Together with specialists in the Scottish Governments Data Sharing and Linkage Unit, the SCADR is a research centre hosted by the University of Edinburgh, but involves researchers from all over Scotland. SCADR’s mission is to produce policy-relevant research using Scottish administrative data resources and to develop new linked datasets for research use. Their researchers study an array of critical issues in Scotland including health and social care, poverty and fair work, and safe communities.

Scottish Longitudinal Study (SLS)

The SLS is a large-scale linkage study created using data from administrative and statistical sources. It provides pre-linked data for a 5.3% sample of the Scottish population, including Scottish Census data, vital events data, migration data, education data, and so on. These linkages have recently been extended to health data such as hospitalisations and prescriptions. As data is pre-linked, the approval and access procedures are much faster for SLS data. Most SLS studies require a single application. On approval, each study is assigned a project coordinator who can help tailor the requested variable list, and who will perform statistical disclosure control on study output.

use MY data

use MY data is an independent UK movement that was set up in June 2015 by a number of patients, carers and relatives to address the slowdown in cancer research in the wake of the programme. Primarily, the group wanted to try and help the general public see that their data can be used in a safe and secure way which brings benefit to patients. Most importantly, the group recognised the need for this message to come from patients themselves. Quite quickly the focus of use MY data has broadened to cover all patient data, not just cancer, and the movement is now made up of Members (patients, relatives and carers) and Associate Members (clinicians, researchers, charities, researchers, public & commercial sector workers), supported by a small Secretariat.
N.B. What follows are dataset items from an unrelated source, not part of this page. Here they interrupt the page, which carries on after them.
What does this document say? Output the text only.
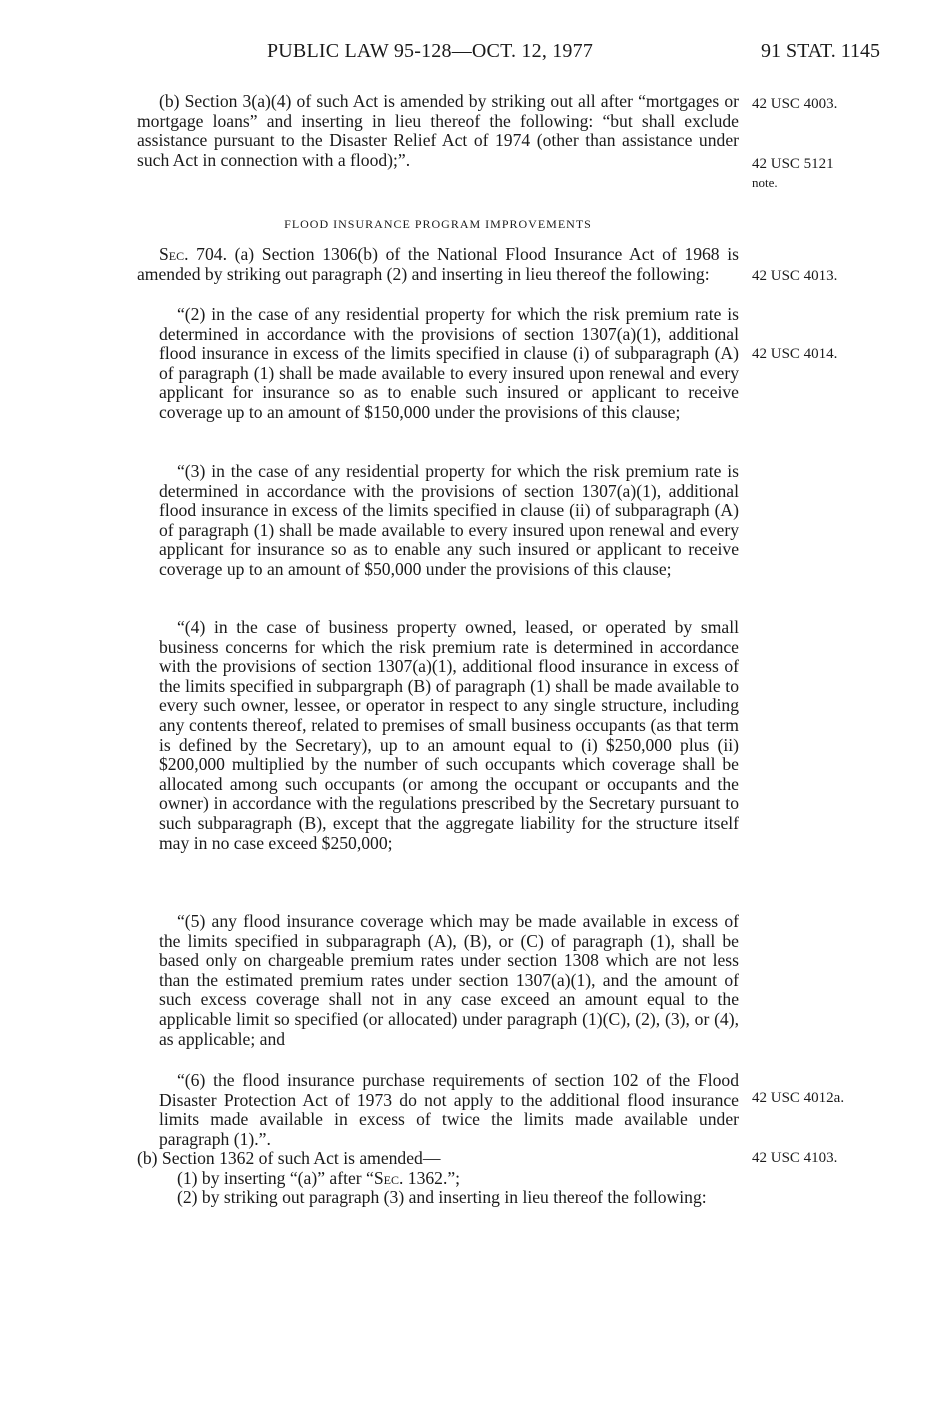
PUBLIC LAW 95-128—OCT. 12, 1977	91 STAT. 1145

(b) Section 3(a)(4) of such Act is amended by striking out all after “mortgages or mortgage loans” and inserting in lieu thereof the following: “but shall exclude assistance pursuant to the Disaster Relief Act of 1974 (other than assistance under such Act in connection with a flood);”.

FLOOD INSURANCE PROGRAM IMPROVEMENTS

Sec. 704. (a) Section 1306(b) of the National Flood Insurance Act of 1968 is amended by striking out paragraph (2) and inserting in lieu thereof the following:

“(2) in the case of any residential property for which the risk premium rate is determined in accordance with the provisions of section 1307(a)(1), additional flood insurance in excess of the limits specified in clause (i) of subparagraph (A) of paragraph (1) shall be made available to every insured upon renewal and every applicant for insurance so as to enable such insured or applicant to receive coverage up to an amount of $150,000 under the provisions of this clause;

“(3) in the case of any residential property for which the risk premium rate is determined in accordance with the provisions of section 1307(a)(1), additional flood insurance in excess of the limits specified in clause (ii) of subparagraph (A) of paragraph (1) shall be made available to every insured upon renewal and every applicant for insurance so as to enable any such insured or applicant to receive coverage up to an amount of $50,000 under the provisions of this clause;

“(4) in the case of business property owned, leased, or operated by small business concerns for which the risk premium rate is determined in accordance with the provisions of section 1307(a)(1), additional flood insurance in excess of the limits specified in subpargraph (B) of paragraph (1) shall be made available to every such owner, lessee, or operator in respect to any single structure, including any contents thereof, related to premises of small business occupants (as that term is defined by the Secretary), up to an amount equal to (i) $250,000 plus (ii) $200,000 multiplied by the number of such occupants which coverage shall be allocated among such occupants (or among the occupant or occupants and the owner) in accordance with the regulations prescribed by the Secretary pursuant to such subparagraph (B), except that the aggregate liability for the structure itself may in no case exceed $250,000;

“(5) any flood insurance coverage which may be made available in excess of the limits specified in subparagraph (A), (B), or (C) of paragraph (1), shall be based only on chargeable premium rates under section 1308 which are not less than the estimated premium rates under section 1307(a)(1), and the amount of such excess coverage shall not in any case exceed an amount equal to the applicable limit so specified (or allocated) under paragraph (1)(C), (2), (3), or (4), as applicable; and

“(6) the flood insurance purchase requirements of section 102 of the Flood Disaster Protection Act of 1973 do not apply to the additional flood insurance limits made available in excess of twice the limits made available under paragraph (1).”.

(b) Section 1362 of such Act is amended—

(1) by inserting “(a)” after “Sec. 1362.”;

(2) by striking out paragraph (3) and inserting in lieu thereof the following:

42 USC 4003.
42 USC 5121
note.
42 USC 4013.
42 USC 4014.
42 USC 4012a.
42 USC 4103.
The mission statement below summarises the goals of the use MY data movement:

“use MY data is a movement of patients, carers and relatives use MY data supports and promotes the protection of individual choice, freedom and privacy in the sharing of healthcare data to improve patient treatments and outcomes. use MY data endeavours to highlight the many benefits that appropriate usage of healthcare data can make, to save lives and improve care for all. use MY data aims to educate and harness the patient voice to understand aspirations and concerns around the use of data in healthcare delivery, in service improvement and in research, aimed at improving patient decision making, treatment and experience.”

use MY data encourage researchers to acknowledge where they use patient data by using the following data citation: “This work uses data provided by patients and collected by the NHS as part of their care and support”.

Health Data Research UK (HDRUK)

HDRUK is the UK’s “national institute for health data science”. They fund research that utilises health and care datasets in the UK as well as provide information on the health and care datasets that are available via their Health Data Research Innovation Gateway. This Gateway provides a place for researchers to go to discover what datasets are available and how to request acccess to them. Their Health Data Research Hubs provide topic/disease specific expertise to help users understand the data that is available. Rather than controlling any datasets, HDRUK act as a link between data controllers and researchers, to improve the use of data.